The Boeing Company (NYSE:BA), the biggest U.S. maker of commercial jets and military aircraft, is expected to report a 6 percent profit increase for the first quarter as increased deliveries of high-margin commercial jets offset the effects of the 787 Dreamliner grounding and reduced sales to the Pentagon.

The Chicago-based aviation giant will likely report net income of $1.02 billion, or $1.47 per share, compared with $924 million, or $1.22 per share, in the year-earlier period, according to a survey of 21 analysts by Thomson Reuters. Revenue is expected to fall 2.8 percent to $18.83 billion, compared with $19.38 billion in the first quarter of last year.

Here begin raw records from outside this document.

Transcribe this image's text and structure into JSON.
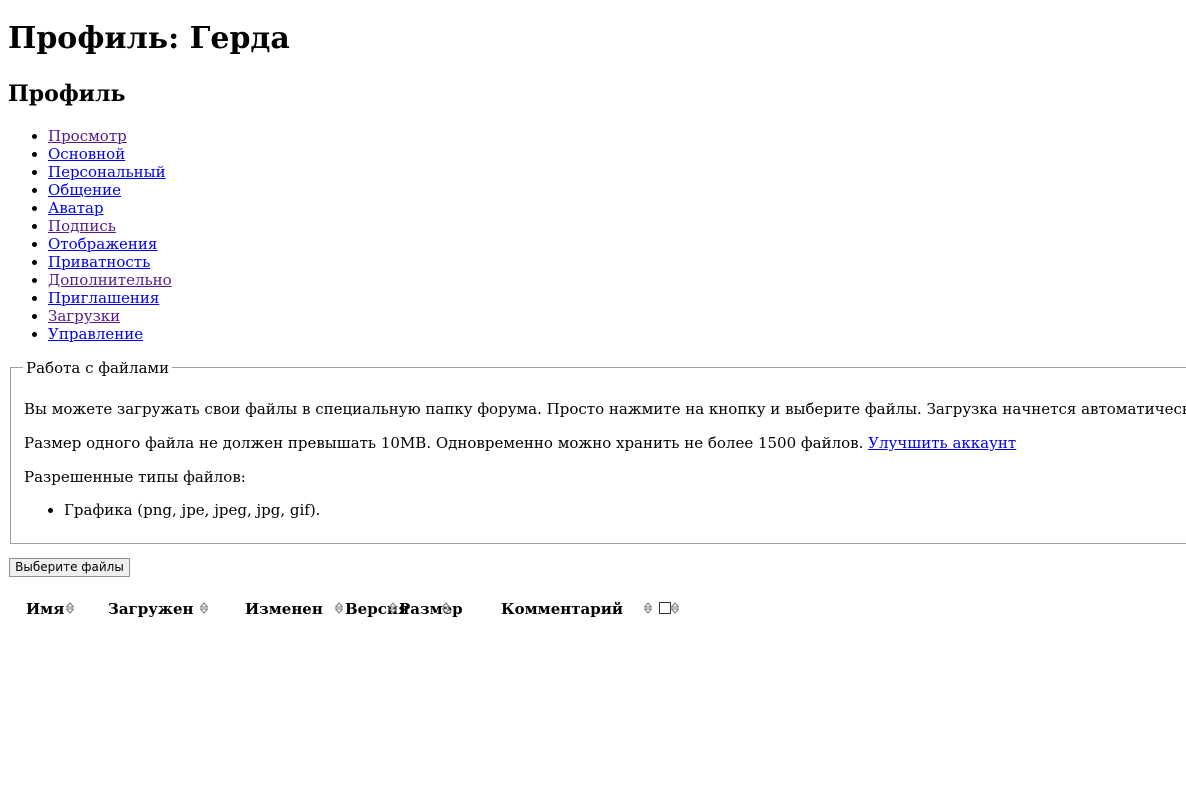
{
  "page": {
    "title": "Профиль: Герда",
    "section_title": "Профиль"
  },
  "nav": {
    "items": [
      {
        "label": "Просмотр",
        "visited": true
      },
      {
        "label": "Основной",
        "visited": false
      },
      {
        "label": "Персональный",
        "visited": false
      },
      {
        "label": "Общение",
        "visited": false
      },
      {
        "label": "Аватар",
        "visited": false
      },
      {
        "label": "Подпись",
        "visited": true
      },
      {
        "label": "Отображения",
        "visited": false
      },
      {
        "label": "Приватность",
        "visited": false
      },
      {
        "label": "Дополнительно",
        "visited": true
      },
      {
        "label": "Приглашения",
        "visited": false
      },
      {
        "label": "Загрузки",
        "visited": true
      },
      {
        "label": "Управление",
        "visited": false
      }
    ]
  },
  "files_panel": {
    "legend": "Работа с файлами",
    "intro": "Вы можете загружать свои файлы в специальную папку форума. Просто нажмите на кнопку и выберите файлы. Загрузка начнется автоматически.",
    "limits": "Размер одного файла не должен превышать 10MB. Одновременно можно хранить не более 1500 файлов.",
    "upgrade_link": "Улучшить аккаунт",
    "allowed_label": "Разрешенные типы файлов:",
    "allowed_types": [
      "Графика (png, jpe, jpeg, jpg, gif)."
    ]
  },
  "upload": {
    "button_label": "Выберите файлы"
  },
  "table": {
    "columns": {
      "name": "Имя",
      "uploaded": "Загружен",
      "modified": "Изменен",
      "version": "Версия",
      "size": "Размер",
      "comment": "Комментарий"
    }
  },
  "colors": {
    "link": "#0000ee",
    "visited_link": "#551a8b",
    "fieldset_border": "#a0a0a0",
    "button_bg": "#efefef"
  }
}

Boeing will release its first-quarter earnings Wednesday before markets open.

In mid-January the Federal Aviation Administration grounded all 787 Dreamliners owned by U.S. carriers until problems with the batteries could be fixed. Boeing voluntarily suspended deliveries of the aircraft, resulting in just one delivered in January. That contrasts with 23 Dreamliners delivered in the fourth quarter of 2012.

The FAA's grounding dented 787 sales and, because of costs incurred in designing, testing and retrofitting the batteries, reduced the company's earnings.

Further, automatic U.S. federal-government spending cuts known as the "sequester," which began March 1, are expected to have reduced Boeing's sales to the Pentagon, which accounts for more than 80 percent of the its military sales. The military component of the company's business is strategic, accounting for 40 percent of its total global sales.

In a Feb. 11 filing with the Securities and Exchange Commission, the company said that sequestration will result "in significant additional reductions to spending by the U.S. [Department of Defense] on both existing and new contracts as well as disruption of ongoing programs."

Offsetting the drag of sequestration and the 787 grounding were commercial jet sales, particularly wide-body aircraft, as airlines in both emerging markets and the U.S. upgraded their fleets with new Boeing jets to boost efficiency. During the first three months of 2013, Boeing booked orders for 156 narrow-body planes and another 64 wide-body planes, outpacing D.A. Davidson & Co. analysts' expectations for sales of wide-body models. The 156 narrow-body jets is three more than were delivered in the first quarter of 2012, while the 64 wide-bodies were four more than were delivered in the first quarter of last year.

Because Boeing's margin on wide-body aircraft like its 777 is greater than the margins on its single-aisle planes, the unexpectedly stronger sales of the bigger jets boosted the company's overall profit.